Objective: A prehospital trial in trauma patients has been proposed to evaluate Hemopure (hemoglobin glutamer-250 [bovine], hemoglobin-based oxygen carrying compound [HBOC]-201, Biopure). We tested the hypothesis that HBOC-201 would improve cerebrovascular resuscitation in a unique polytrauma model.
Design: Prospective, randomized, blinded animal study.
Subjects: Thirty-two anesthetized swine (42 +/- 1 kg).
Interventions: Blunt trauma to the head, right chest, and bilateral femurs (Injury Severity Score = 27-41) with captive bolt guns was followed by hypoventilation. Resuscitation was divided into phases to simulate conventional treatment in the prehospital, emergency room, and early intensive care unit. For 30-60 mins postinjury, 500 mL of either normal saline (control, n = 14) or HBOC-201 (n = 14) was administered. All received similar care thereafter. For 60-120 mins, normal saline maintained systolic arterial pressure >100 mm Hg and heart rate <100 beats/min plus mannitol (250 mg/kg) for intracranial hypertension. For 120-480 mins, phenylephrine, normal saline, and dextrose were administered to maintain cerebral perfusion pressure >70 mm Hg, filling pressure >12 mm Hg, and plasma glucose >60 mg%, respectively. Two formulations of HBOC-201 (average MW = 250 kDa) were tested: one with <3% 65 kDa tetramers (n = 7) and the other with <0.3% 65 kDa tetramers (n = 7).

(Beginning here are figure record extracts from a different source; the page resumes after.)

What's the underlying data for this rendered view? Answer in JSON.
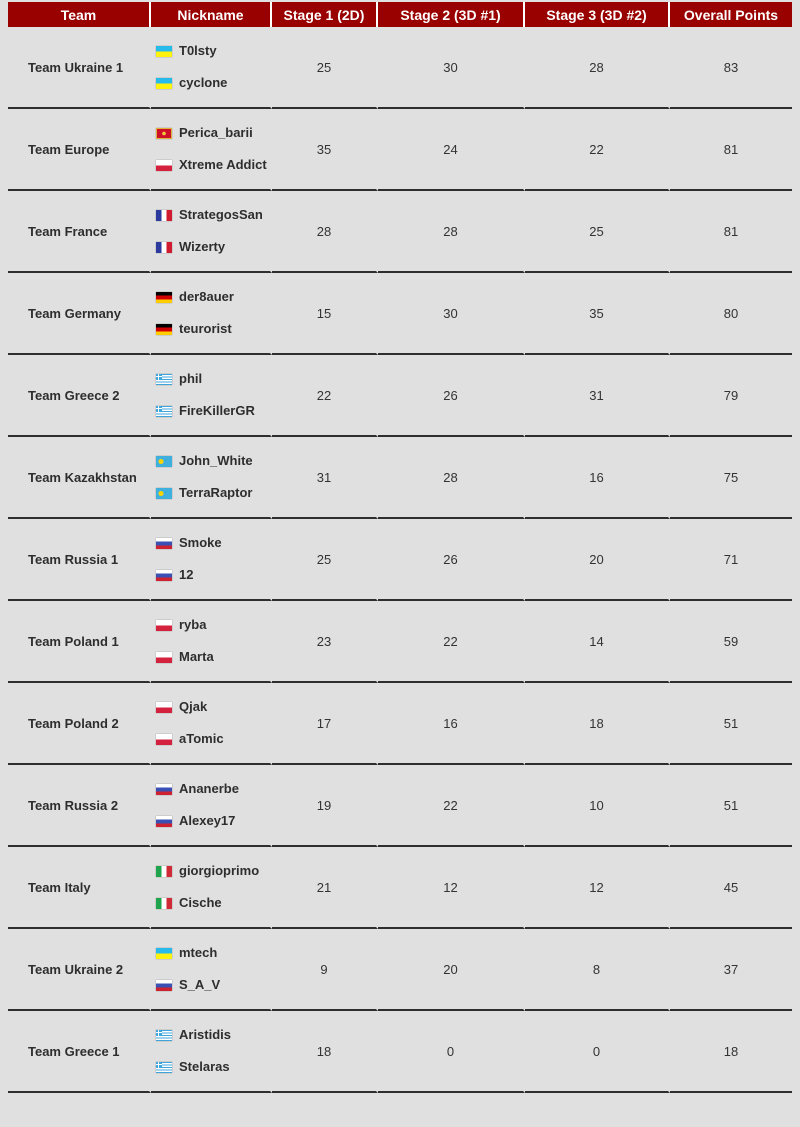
{
  "page": {
    "background_color": "#E0E0E0",
    "divider_color": "#2E2E2E"
  },
  "table": {
    "header_bg": "#990000",
    "header_text_color": "#FFFFFF",
    "columns": {
      "team": "Team",
      "nickname": "Nickname",
      "stage1": "Stage 1 (2D)",
      "stage2": "Stage 2 (3D #1)",
      "stage3": "Stage 3 (3D #2)",
      "overall": "Overall Points"
    },
    "teams": [
      {
        "team": "Team Ukraine 1",
        "players": [
          {
            "flag": "ukraine",
            "nick": "T0lsty"
          },
          {
            "flag": "ukraine",
            "nick": "cyclone"
          }
        ],
        "stage1": 25,
        "stage2": 30,
        "stage3": 28,
        "overall": 83
      },
      {
        "team": "Team Europe",
        "players": [
          {
            "flag": "montenegro",
            "nick": "Perica_barii"
          },
          {
            "flag": "poland",
            "nick": "Xtreme Addict"
          }
        ],
        "stage1": 35,
        "stage2": 24,
        "stage3": 22,
        "overall": 81
      },
      {
        "team": "Team France",
        "players": [
          {
            "flag": "france",
            "nick": "StrategosSan"
          },
          {
            "flag": "france",
            "nick": "Wizerty"
          }
        ],
        "stage1": 28,
        "stage2": 28,
        "stage3": 25,
        "overall": 81
      },
      {
        "team": "Team Germany",
        "players": [
          {
            "flag": "germany",
            "nick": "der8auer"
          },
          {
            "flag": "germany",
            "nick": "teurorist"
          }
        ],
        "stage1": 15,
        "stage2": 30,
        "stage3": 35,
        "overall": 80
      },
      {
        "team": "Team Greece 2",
        "players": [
          {
            "flag": "greece",
            "nick": "phil"
          },
          {
            "flag": "greece",
            "nick": "FireKillerGR"
          }
        ],
        "stage1": 22,
        "stage2": 26,
        "stage3": 31,
        "overall": 79
      },
      {
        "team": "Team Kazakhstan",
        "players": [
          {
            "flag": "kazakhstan",
            "nick": "John_White"
          },
          {
            "flag": "kazakhstan",
            "nick": "TerraRaptor"
          }
        ],
        "stage1": 31,
        "stage2": 28,
        "stage3": 16,
        "overall": 75
      },
      {
        "team": "Team Russia 1",
        "players": [
          {
            "flag": "russia",
            "nick": "Smoke"
          },
          {
            "flag": "russia",
            "nick": "12"
          }
        ],
        "stage1": 25,
        "stage2": 26,
        "stage3": 20,
        "overall": 71
      },
      {
        "team": "Team Poland 1",
        "players": [
          {
            "flag": "poland",
            "nick": "ryba"
          },
          {
            "flag": "poland",
            "nick": "Marta"
          }
        ],
        "stage1": 23,
        "stage2": 22,
        "stage3": 14,
        "overall": 59
      },
      {
        "team": "Team Poland 2",
        "players": [
          {
            "flag": "poland",
            "nick": "Qjak"
          },
          {
            "flag": "poland",
            "nick": "aTomic"
          }
        ],
        "stage1": 17,
        "stage2": 16,
        "stage3": 18,
        "overall": 51
      },
      {
        "team": "Team Russia 2",
        "players": [
          {
            "flag": "russia",
            "nick": "Ananerbe"
          },
          {
            "flag": "russia",
            "nick": "Alexey17"
          }
        ],
        "stage1": 19,
        "stage2": 22,
        "stage3": 10,
        "overall": 51
      },
      {
        "team": "Team Italy",
        "players": [
          {
            "flag": "italy",
            "nick": "giorgioprimo"
          },
          {
            "flag": "italy",
            "nick": "Cische"
          }
        ],
        "stage1": 21,
        "stage2": 12,
        "stage3": 12,
        "overall": 45
      },
      {
        "team": "Team Ukraine 2",
        "players": [
          {
            "flag": "ukraine",
            "nick": "mtech"
          },
          {
            "flag": "russia",
            "nick": "S_A_V"
          }
        ],
        "stage1": 9,
        "stage2": 20,
        "stage3": 8,
        "overall": 37
      },
      {
        "team": "Team Greece 1",
        "players": [
          {
            "flag": "greece",
            "nick": "Aristidis"
          },
          {
            "flag": "greece",
            "nick": "Stelaras"
          }
        ],
        "stage1": 18,
        "stage2": 0,
        "stage3": 0,
        "overall": 18
      }
    ]
  }
}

Measurements and main results: Injury severity is reflected by the death of 2 of 32 swine within 30 mins. In survivors (n = 30), systolic arterial pressure was 83 +/- 6 mm Hg, heart rate was 115 +/- 5 beats/min, and lactate was 5.8 +/- 0.4 mM. Intracranial pressure rose from 8 +/- 1 to 18 +/- 1 mm Hg and brain tissue PO2 fell from 17 +/- 1 to 2 +/- 1 mm Hg. Without immediate resuscitation, death occurred within 60 mins (n = 2). With normal saline resuscitation (n = 14), systemic hemodynamics, mixed venous oxygen, renal oxygen, portal oxygen, and muscle oxygen corrected but there were four deaths (two at 45 mins, one at 100 mins, and one at 200 mins). Cerebral perfusion pressure was not restored until mannitol and pressor therapy were initiated at 120 mins. In contrast, with HBOC-201 at 30 mins (n = 14), systolic arterial pressure and cerebral perfusion pressure corrected immediately (both p < 0.05) and there were no deaths (p = 0.0978). After 8 hrs, in both groups, cerebral perfusion pressure, systolic arterial pressure, and heart rate were stable; peripheral oxygen saturations were near normal; lactate was cleared; urine output was adequate. However, with HBOC-201, pressor and fluid requirements were reduced by half, which improved intracranial pressure and brain tissue PO2 (all p < 0.05 vs. control). Reducing tetramer content had no significant effect on the actions of HBOC-201.
Conclusions: 1) A single bolus of HBOC-201 at initial resuscitation rapidly restored cerebral perfusion pressure and stabilized hemodynamics with improved intracranial pressure and brain oxygen for the first 8 hrs; and 2) HBOC-201 could be an effective salvage therapy after severe neurotrauma or as a temporizing measure during prolonged transport of a polytrauma patient.